The narrative about any streak—in sports or otherwise—is always the same. It starts out as a nice storyline, then pressure mounts and people watch in awe as the number climbs and climbs until it inevitably ends.
This seems rational to us. Something in our minds tells us that any impressive streak is about to end, even as we’re immersed in it. At some point, we cease living in the moment and realize what’s happening, and that’s when streaks are broken.
There’s a famous biblical story about Jesus’ disciples crossing the sea in a boat when strong winds begin to toss the boat around, making the journey more perilous. While the passengers are trying to keep the boat afloat and on course, they see Jesus walking toward them on top of the water.
One of the disciples, Peter, asks Jesus to let him walk out toward him on top of the water to prove he wasn’t a ghost. Jesus obliges, and Peter steps out of the boat and walks toward Jesus. As Peter approaches Jesus, his mind starts to focus on the wind and he becomes afraid. Once fear hits his spirit, he begins to sink until Jesus reaches out his hand to rescue him from drowning.
I’ve heard that story a million times over my lifetime, but recently this thought has occurred to me: How many steps did Peter take before the full realization of what he was doing hit him? How long was he “in the zone” before reality set in?

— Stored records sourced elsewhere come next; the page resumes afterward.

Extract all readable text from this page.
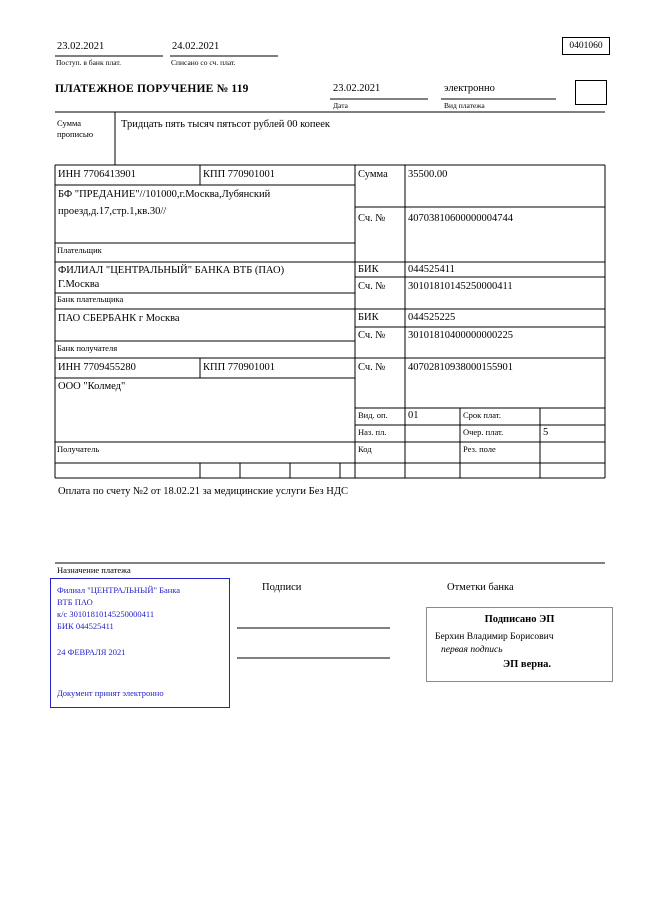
23.02.2021
Поступ. в банк плат.
24.02.2021
Списано со сч. плат.
0401060
ПЛАТЕЖНОЕ ПОРУЧЕНИЕ № 119	23.02.2021
Дата
электронно
Вид платежа
Сумма
прописью
Тридцать пять тысяч пятьсот рублей 00 копеек
ИНН 7706413901	КПП 770901001	Сумма 35500.00
БФ "ПРЕДАНИЕ"//101000,г.Москва,Лубянский
проезд,д.17,стр.1,кв.30//
Сч. № 40703810600000004744
Плательщик
ФИЛИАЛ "ЦЕНТРАЛЬНЫЙ" БАНКА ВТБ (ПАО)
Г.Москва
БИК	044525411
Сч. № 30101810145250000411
Банк плательщика
ПАО СБЕРБАНК г Москва	БИК	044525225
Сч. № 30101810400000000225
Банк получателя
ИНН 7709455280	КПП 770901001	Сч. № 40702810938000155901
ООО "Колмед"
Вид. оп. 01	Срок плат.
Наз. пл.	Очер. плат.	5
Получатель	Код	Рез. поле
Оплата по счету №2 от 18.02.21 за медицинские услуги Без НДС
Назначение платежа
Подписи	Отметки банка
Филиал "ЦЕНТРАЛЬНЫЙ" Банка
ВТБ ПАО
к/с 30101810145250000411
БИК 044525411
24 ФЕВРАЛЯ 2021
Документ принят электронно
Подписано ЭП
Берхин Владимир Борисович
первая подпись
ЭП верна.
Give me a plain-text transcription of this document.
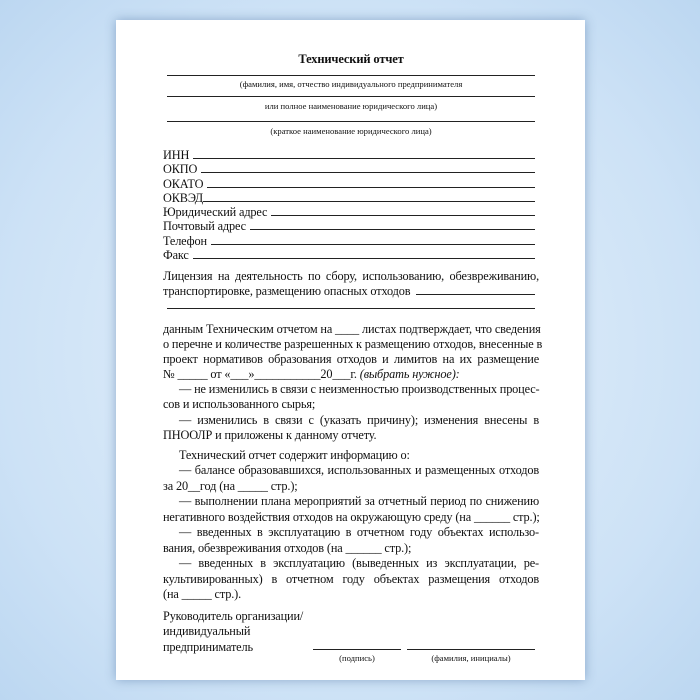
Технический отчет
(фамилия, имя, отчество индивидуального предпринимателя
или полное наименование юридического лица)
(краткое наименование юридического лица)
ИНН
ОКПО
ОКАТО
ОКВЭД
Юридический адрес
Почтовый адрес
Телефон
Факс
Лицензия на деятельность по сбору, использованию, обезвреживанию,
транспортировке, размещению опасных отходов
данным Техническим отчетом на ____ листах подтверждает, что сведения
о перечне и количестве разрешенных к размещению отходов, внесенные в
проект нормативов образования отходов и лимитов на их размещение
№ _____ от «___»___________20___г. (выбрать нужное):
— не изменились в связи с неизменностью производственных процес-
сов и использованного сырья;
— изменились в связи с (указать причину); изменения внесены в
ПНООЛР и приложены к данному отчету.
Технический отчет содержит информацию о:
— балансе образовавшихся, использованных и размещенных отходов
за 20__год (на _____ стр.);
— выполнении плана мероприятий за отчетный период по снижению
негативного воздействия отходов на окружающую среду (на ______ стр.);
— введенных в эксплуатацию в отчетном году объектах использо-
вания, обезвреживания отходов (на ______ стр.);
— введенных в эксплуатацию (выведенных из эксплуатации, ре-
культивированных) в отчетном году объектах размещения отходов
(на _____ стр.).
Руководитель организации/
индивидуальный
предприниматель
(подпись)	(фамилия, инициалы)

A couple of weeks ago, I was in the practice gym at Littlejohn Coliseum waiting to play pickup basketball at lunch. As another game was going on, I began shooting free throws. At one point, I hit seven or eight in a row, and immediately my mindset changed.
See, I know that I make about 75 or 80 percent of my free throws. That’s what I’ve done forever. My rational mind recognizes that, so when I get to seven or eight, my mindset goes from “Make this free throw” to “I’m probably due to miss one soon” unless I’m totally immersed in my process.
I wasn’t immersed. I missed the next one.
A factory or construction site might have a sign that reads “We have worked ____ days without an accident” (or something similar) somewhere on the premises. We glorify that number and work in pursuit of the next one, but if it gets too high, we tend to assume a mistake will soon reset it back to zero.
That’s what makes Clemson football’s consistency so impressive. Until last Saturday’s loss to Pittsburgh, there were streaks long overdue to be broken that had continued for several seasons. Predictability existed where the presence of college students would seem to lend itself to the unpredictable.
The streaks that ended Saturday were remarkable. 44 straight wins against unranked teams, 23 straight wins in regular season games, 21 straight wins at home, 15 straight wins against ACC teams, 9 straight wins in 2016—all of those streaks were reset by the Panthers.
Human nature says each of those streaks should have ended before they did. Call it the law of averages. Call it regression to the mean. Call it whatever. It still doesn’t make sense to do what Clemson has done.
It is virtually impossible to keep a group of people as focused on the task at hand as Clemson football has been. Over the past few seasons, there have been very few moments where wandering minds within the program have let the big picture distract from the task at hand. Each day, each game or practice, each play truly has been the most important thing more often than not.
Some streaks remain, but many have been reset back to zero heading into this week’s game at Wake Forest. In some ways, that can be a freeing thing. The pressures of keeping all those streaks alive disappear, leaving only the game itself as the focal point.
Losing is never fun. It stinks in the moment, and it’s always challenging to respond. Still, erasing big numbers and writing a “0” up on that proverbial white board might be the best thing for Clemson right now. It shouldn’t take long to find out the answer in Winston-Salem on Saturday night.